# Tim Grounds calls



## Impending Doom (Aug 25, 2009)

Hey guys, My first post here on this site. I am looking at getting either a Kelly Powers Triple Crown or a Pro Super Mag. My question is whats the difference between the "broken-in" guts and the ones that are not. Is there a big difference between them and is the Triple Crown worth the extra $40. Thanks for your help


----------



## WingedShooter7 (Oct 28, 2005)

Both are great calls man you won't be dissapointed with either. Basically what triple crown guts are is over time through use and wear your regular style guts will start to get "worn" in meaning they make a grove where the reed hits the tone board. IMO broken in guts sound WAY better than regular guts and you"ll be able to do alot more things on broken in guts vs regular. Another call you may want to check out is the Super Thang, won't be as expensive as the Triple Crown but it's a reallly sick call.
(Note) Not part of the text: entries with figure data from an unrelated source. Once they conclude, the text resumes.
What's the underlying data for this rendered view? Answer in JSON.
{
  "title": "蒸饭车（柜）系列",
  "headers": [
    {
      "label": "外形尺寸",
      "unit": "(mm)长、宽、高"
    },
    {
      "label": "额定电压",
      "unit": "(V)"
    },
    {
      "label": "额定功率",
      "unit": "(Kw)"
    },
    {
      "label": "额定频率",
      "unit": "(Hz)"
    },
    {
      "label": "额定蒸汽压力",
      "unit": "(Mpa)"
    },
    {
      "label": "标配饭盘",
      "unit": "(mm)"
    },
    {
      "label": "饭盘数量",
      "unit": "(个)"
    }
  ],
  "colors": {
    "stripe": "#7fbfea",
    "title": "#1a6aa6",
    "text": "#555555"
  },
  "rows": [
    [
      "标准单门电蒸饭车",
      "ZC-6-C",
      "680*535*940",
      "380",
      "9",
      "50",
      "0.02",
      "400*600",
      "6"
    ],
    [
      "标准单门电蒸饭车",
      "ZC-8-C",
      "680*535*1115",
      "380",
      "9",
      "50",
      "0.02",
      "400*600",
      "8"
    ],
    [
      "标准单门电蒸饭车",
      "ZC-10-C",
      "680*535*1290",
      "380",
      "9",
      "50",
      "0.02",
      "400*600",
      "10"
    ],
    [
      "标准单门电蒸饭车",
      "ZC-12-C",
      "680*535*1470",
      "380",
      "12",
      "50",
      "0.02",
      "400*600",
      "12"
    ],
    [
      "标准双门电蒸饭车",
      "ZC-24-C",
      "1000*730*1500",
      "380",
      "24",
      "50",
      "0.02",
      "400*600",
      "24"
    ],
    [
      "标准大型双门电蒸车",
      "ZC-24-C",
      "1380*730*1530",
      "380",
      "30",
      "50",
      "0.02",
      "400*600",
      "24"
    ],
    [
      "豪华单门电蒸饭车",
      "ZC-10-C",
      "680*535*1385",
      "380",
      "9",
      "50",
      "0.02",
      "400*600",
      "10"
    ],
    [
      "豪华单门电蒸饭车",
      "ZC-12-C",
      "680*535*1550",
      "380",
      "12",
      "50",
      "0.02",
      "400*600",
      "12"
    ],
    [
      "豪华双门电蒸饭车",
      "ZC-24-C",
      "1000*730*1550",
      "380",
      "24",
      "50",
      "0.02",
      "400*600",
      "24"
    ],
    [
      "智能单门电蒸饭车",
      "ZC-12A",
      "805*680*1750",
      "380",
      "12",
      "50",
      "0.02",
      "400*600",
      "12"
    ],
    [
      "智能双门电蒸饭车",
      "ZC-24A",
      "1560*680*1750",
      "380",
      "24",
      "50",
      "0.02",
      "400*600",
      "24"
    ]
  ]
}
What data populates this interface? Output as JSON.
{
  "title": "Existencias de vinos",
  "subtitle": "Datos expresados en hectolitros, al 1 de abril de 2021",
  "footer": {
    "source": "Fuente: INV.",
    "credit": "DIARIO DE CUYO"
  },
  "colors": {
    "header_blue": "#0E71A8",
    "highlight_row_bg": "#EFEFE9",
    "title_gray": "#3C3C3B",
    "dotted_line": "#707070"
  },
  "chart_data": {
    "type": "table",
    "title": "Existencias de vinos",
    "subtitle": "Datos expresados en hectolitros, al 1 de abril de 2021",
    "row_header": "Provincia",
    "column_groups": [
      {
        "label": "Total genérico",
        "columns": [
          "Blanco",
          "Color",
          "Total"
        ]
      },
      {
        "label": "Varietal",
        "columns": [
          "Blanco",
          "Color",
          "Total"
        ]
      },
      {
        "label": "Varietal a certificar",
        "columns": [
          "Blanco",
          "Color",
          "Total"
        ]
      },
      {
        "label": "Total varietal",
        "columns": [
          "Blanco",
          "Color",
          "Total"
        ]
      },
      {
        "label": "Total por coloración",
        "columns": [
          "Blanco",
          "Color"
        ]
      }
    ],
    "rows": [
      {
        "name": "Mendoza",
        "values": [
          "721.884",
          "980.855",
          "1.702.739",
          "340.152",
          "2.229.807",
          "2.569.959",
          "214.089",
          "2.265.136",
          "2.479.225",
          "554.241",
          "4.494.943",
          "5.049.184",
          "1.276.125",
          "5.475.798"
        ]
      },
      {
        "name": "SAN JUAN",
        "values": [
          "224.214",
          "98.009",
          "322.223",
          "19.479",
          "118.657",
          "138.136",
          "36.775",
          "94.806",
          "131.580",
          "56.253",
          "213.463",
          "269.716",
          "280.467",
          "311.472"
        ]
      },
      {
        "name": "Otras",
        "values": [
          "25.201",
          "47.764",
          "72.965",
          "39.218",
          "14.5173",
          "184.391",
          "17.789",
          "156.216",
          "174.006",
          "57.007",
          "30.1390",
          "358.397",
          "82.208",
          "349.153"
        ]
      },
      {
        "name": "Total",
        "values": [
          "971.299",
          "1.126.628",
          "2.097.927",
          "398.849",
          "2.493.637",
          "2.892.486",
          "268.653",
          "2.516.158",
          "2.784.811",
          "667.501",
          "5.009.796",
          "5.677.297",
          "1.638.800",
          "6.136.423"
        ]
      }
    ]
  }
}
I have a Real Thang, a Super Thang, and a Pro Super Mag all with Triple Crown guts in them other than the real thang which I put in regular guts to make it sound like more of a lesser call. Along with the awesome goose calls grounds makes they also have probably the best customer service because when you call the shop you either talk to hunter or tim themselves and they will help you out with anything.


----------



## Impending Doom (Aug 25, 2009)

Thanks Wing! I am gonna give them a call and see if they can help me out. Thanks for all your info. I will definately be going with one fo their calls. I have heard nothing but good things about them. Thanks again.


----------



## bluebird (Feb 28, 2008)

I just got the Super Thang an love it!!! :beer:


----------



## ekrueger35 (Jun 19, 2008)

Have any of you guys tried the Custom Poly Super Mag with Cocabola barrel Poly insert wanted to hear your thoughts???


----------



## USAlx50 (Nov 30, 2004)

ekrueger35 said:


> Have any of you guys tried the Custom Poly Super Mag with Cocabola barrel Poly insert wanted to hear your thoughts???


It is neat!


----------



## nutmeg honkers (Dec 21, 2003)

Just a general comment about Tim Grounds calls - I wouldn't knock anybody, but I can't picture anyone taking customer service more seriously. I've sent calls back with a note "the season is open and I'm missing this call". They turn it around as fast as shipping allows for. Also met Hunter once and asked if he could sign my son's call. He must have spent 10' making sure he found the right pen and then carefully signed and made sure it didn't smudge. Sounds hokey, but I can tell you I'm a customer for life.


----------



## BigT (Feb 19, 2008)

I have the TC and love it. They are all great calls. I have blown the pro mag, which my buddy has, and it sounds pretty good. You will not be dissapointed with any of the calls you mentioned, or the ones Josh mentioned. They make a quality call, and have great service, as you can tell by the aformentioned posts.


----------



## Impending Doom (Aug 25, 2009)

Once again, thanks guys for all of your input. As you all know, no one wants to drop the cash on something that we are not happy with. It is really nice to hear it from people who already use them and even better the hear about their customer service. I use a call now that used to have wonderful service but the original owner has no part of it anymore. I called him almost 3 weeks ago and nothing. Pretty frustrating. Apparently the service there is not the same. I am looking forward to getting my call alot. I am gonna call them and get it ordered and ill let u know once I get it how I like it. I can tell I wont be disappointed. :beer:


----------